This is a story about an apparently invincible fortress: the west’s official narrative about Israel’s war on Gaza. No matter how depraved the atrocity, or overwhelming the evidence, or confessed-to the crime, the fortress will not crumble. In fact, even when Israel flagrantly insults its main sponsor, the US, as it did this week, nothing changes.
The case in point here starts with a letter that the US sent to Israel last month, which set out in detail how life-saving aid was being systematically blocked from entering Gaza and threatened undefined action if specific demands to reverse the siege were not taken within 30 days. As the Democratic senator Chris Van Hollen suggested, the letter was a political ruse to woo voters in the run-up to the election (given most Democratic voters correctly believe that Israel is committing genocide).
And what happened? Despite a coalition of aid agencies concluding Israel “failed to meet any of the specific criteria set out in the US letter”, and indeed “took actions that dramatically worsened the situation on the ground”, offering a score card that detailed Israel’s overwhelming non-compliance with supposed US demands, the deadline passed on 12 November and the US did nothing. “US says no policy consequences for Israel despite lack of Gaza aid”, as a headline in the Washington Post succinctly put it.

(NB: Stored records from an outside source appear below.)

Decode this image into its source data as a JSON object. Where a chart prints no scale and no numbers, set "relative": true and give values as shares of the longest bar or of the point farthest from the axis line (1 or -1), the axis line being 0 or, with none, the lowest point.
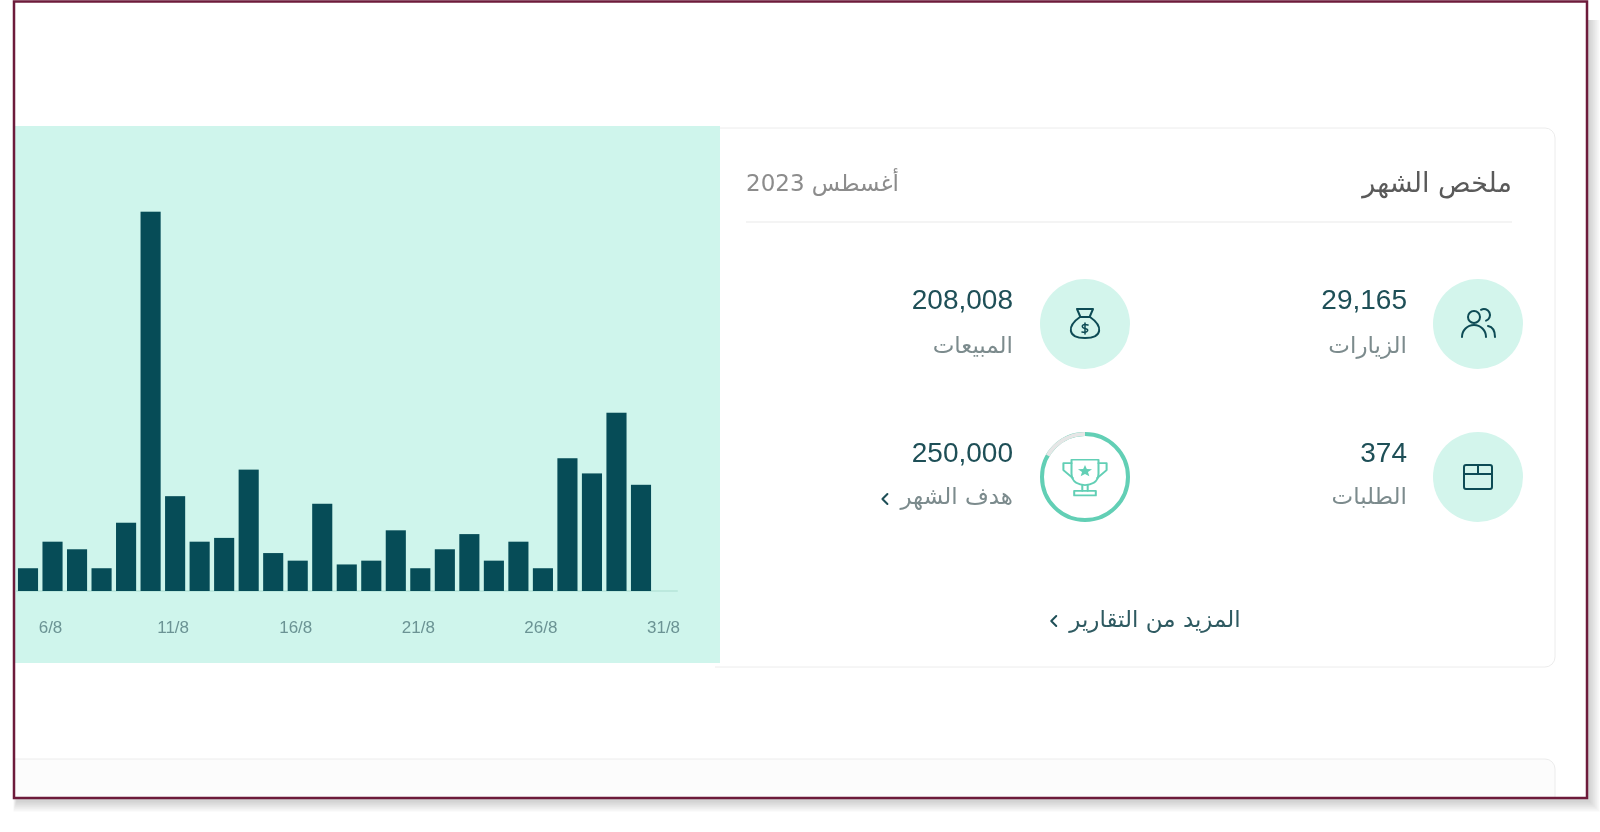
{
  "chart_data": [
    {
      "type": "bar",
      "categories": [
        null,
        "6/8",
        null,
        null,
        null,
        null,
        "11/8",
        null,
        null,
        null,
        null,
        "16/8",
        null,
        null,
        null,
        null,
        "21/8",
        null,
        null,
        null,
        null,
        "26/8",
        null,
        null,
        null,
        null,
        "31/8"
      ],
      "values": [
        0.06,
        0.13,
        0.11,
        0.06,
        0.18,
        1,
        0.25,
        0.13,
        0.14,
        0.32,
        0.1,
        0.08,
        0.23,
        0.07,
        0.08,
        0.16,
        0.06,
        0.11,
        0.15,
        0.08,
        0.13,
        0.06,
        0.35,
        0.31,
        0.47,
        0.28,
        null
      ],
      "color": "#064c57",
      "relative": true,
      "tick_labels": "x"
    },
    {
      "type": "other",
      "title": "ملخص الشهر",
      "subtitle": "أغسطس 2023",
      "annotations": [
        "29,165",
        "الزيارات",
        "208,008",
        "المبيعات",
        "374",
        "الطلبات",
        "250,000",
        "هدف الشهر",
        "المزيد من التقارير"
      ]
    }
  ]
}
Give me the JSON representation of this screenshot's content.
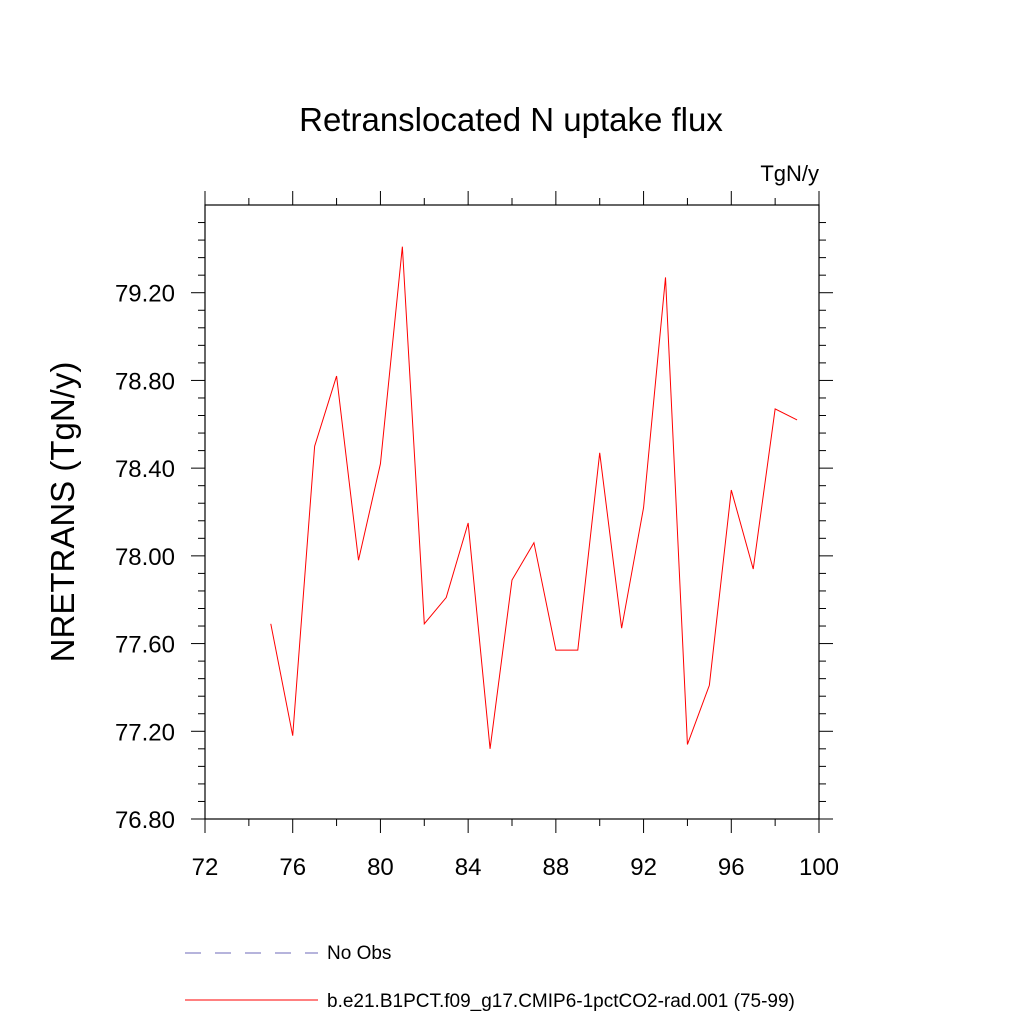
{
  "chart_data": {
    "type": "line",
    "title": "Retranslocated N uptake flux",
    "units": "TgN/y",
    "ylabel": "NRETRANS  (TgN/y)",
    "xlabel": "",
    "xlim": [
      72,
      100
    ],
    "ylim": [
      76.8,
      79.6
    ],
    "x_ticks": [
      "72",
      "76",
      "80",
      "84",
      "88",
      "92",
      "96",
      "100"
    ],
    "x_tick_values": [
      72,
      76,
      80,
      84,
      88,
      92,
      96,
      100
    ],
    "y_ticks": [
      "76.80",
      "77.20",
      "77.60",
      "78.00",
      "78.40",
      "78.80",
      "79.20"
    ],
    "y_tick_values": [
      76.8,
      77.2,
      77.6,
      78.0,
      78.4,
      78.8,
      79.2
    ],
    "grid": false,
    "legend_position": "bottom",
    "series": [
      {
        "name": "b.e21.B1PCT.f09_g17.CMIP6-1pctCO2-rad.001 (75-99)",
        "color": "#ff0000",
        "style": "solid",
        "x": [
          75,
          76,
          77,
          78,
          79,
          80,
          81,
          82,
          83,
          84,
          85,
          86,
          87,
          88,
          89,
          90,
          91,
          92,
          93,
          94,
          95,
          96,
          97,
          98,
          99
        ],
        "y": [
          77.69,
          77.18,
          78.5,
          78.82,
          77.98,
          78.42,
          79.41,
          77.69,
          77.81,
          78.15,
          77.12,
          77.89,
          78.06,
          77.57,
          77.57,
          78.47,
          77.67,
          78.22,
          79.27,
          77.14,
          77.41,
          78.3,
          77.94,
          78.67,
          78.62
        ]
      }
    ],
    "legend": [
      {
        "label": "No Obs",
        "color": "#8a86c8",
        "style": "dashed"
      },
      {
        "label": "b.e21.B1PCT.f09_g17.CMIP6-1pctCO2-rad.001 (75-99)",
        "color": "#ff0000",
        "style": "solid"
      }
    ]
  }
}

An official narrative isn’t a conspiracy put together in smoke-filled rooms. It is a form of groupthink, forged in elite political, policymaking and media circles, cementing clear parameters on what is deemed respectable, mainstream and credible, and what is not. The narrative that prevails today in countries such as the US, Germany and Britain is that Israel is a western-style democracy that has a “right to defend itself” from terror, with a permissible side discussion about whether the response is “proportionate”. Politicians will indulge in some platitudinous handwringing about civilian suffering, and make abstract references to the need to abide by international law, without ever identifying any of the rampant, egregious violations.
This narrative bears no relation to the facts, which have pointed to one of the great crimes of our age ever since Israeli leaders and officials variously promised to deprive “human animals” of the necessities of life, impose collective punishment, remove “all the restraints” on soldiers and cause “maximum damage” to Gaza. Two months ago, it was revealed that both the US Agency for International Development and the state department’s refugee bureau had concluded by April that Israel was deliberately blocking aid to Gaza. According to US law, this necessitated an arms embargo on Israel, but the Biden administration simply ignored their assessment.
Israel appears to be able to do anything without the fortress falling. It could safely ignore the tears of British doctor Nizam Mamode yesterday as he told MPs that Palestinian children were deliberately being shot in the head “day after day” by Israeli snipers and drones, a testimony effectively corroborated by dozens of US-based medical professionals who served in Gaza. Mamode had worked in Rwanda during the genocide, but declared he had never witnessed any horror on the scale of Gaza.
The narrative withstands the UN’s most senior humanitarian official, Joyce Msuya, declaring, “The entire population of northern Gaza is at risk of dying.” It endures without a scratch when an IDF spokesman declares that violently displaced survivors will not be allowed to return there. The Israeli newspaper Haaretz, in an editorial, even stated that the “Israeli military is conducting an ethnic cleansing operation in the northern Gaza Strip”, but the de-facto cartel of western media outlets and politicians keeps the hideous truth at bay.
Nothing leaves a dent. Not UN analysis finding that 70% of verified violent deaths in Gaza are women and children, with the age most represented between five and nine. Not 710 babies killed by Israel’s military in Gaza by this September. Not Israel wiping out a minimum of 902 entire families by last month, with whole lifelines, from days’ old infants to great-grandmothers, permanently erased from the civil registry.
Starvation, butchering children, ethnic cleansing, violently erasing a healthcare system: all done deliberately by a state whose leaders have not even pretended not to believe in the collective guilt of a civilian population. If the official narrative lined up with reality, it would go like this. Israel is a state perpetrating a genocidal bloodbath involving not just bombs and bullets but alleged torture and sexual violence. Those who defended or belittled this abomination would be publicly disgraced, those who facilitated it would face arrest. There would have been a deafening chorus from our politicians, media and public figures many months ago, demanding something, anything, to make this end.
But no matter what the people of Gaza endure, the narrative prevails.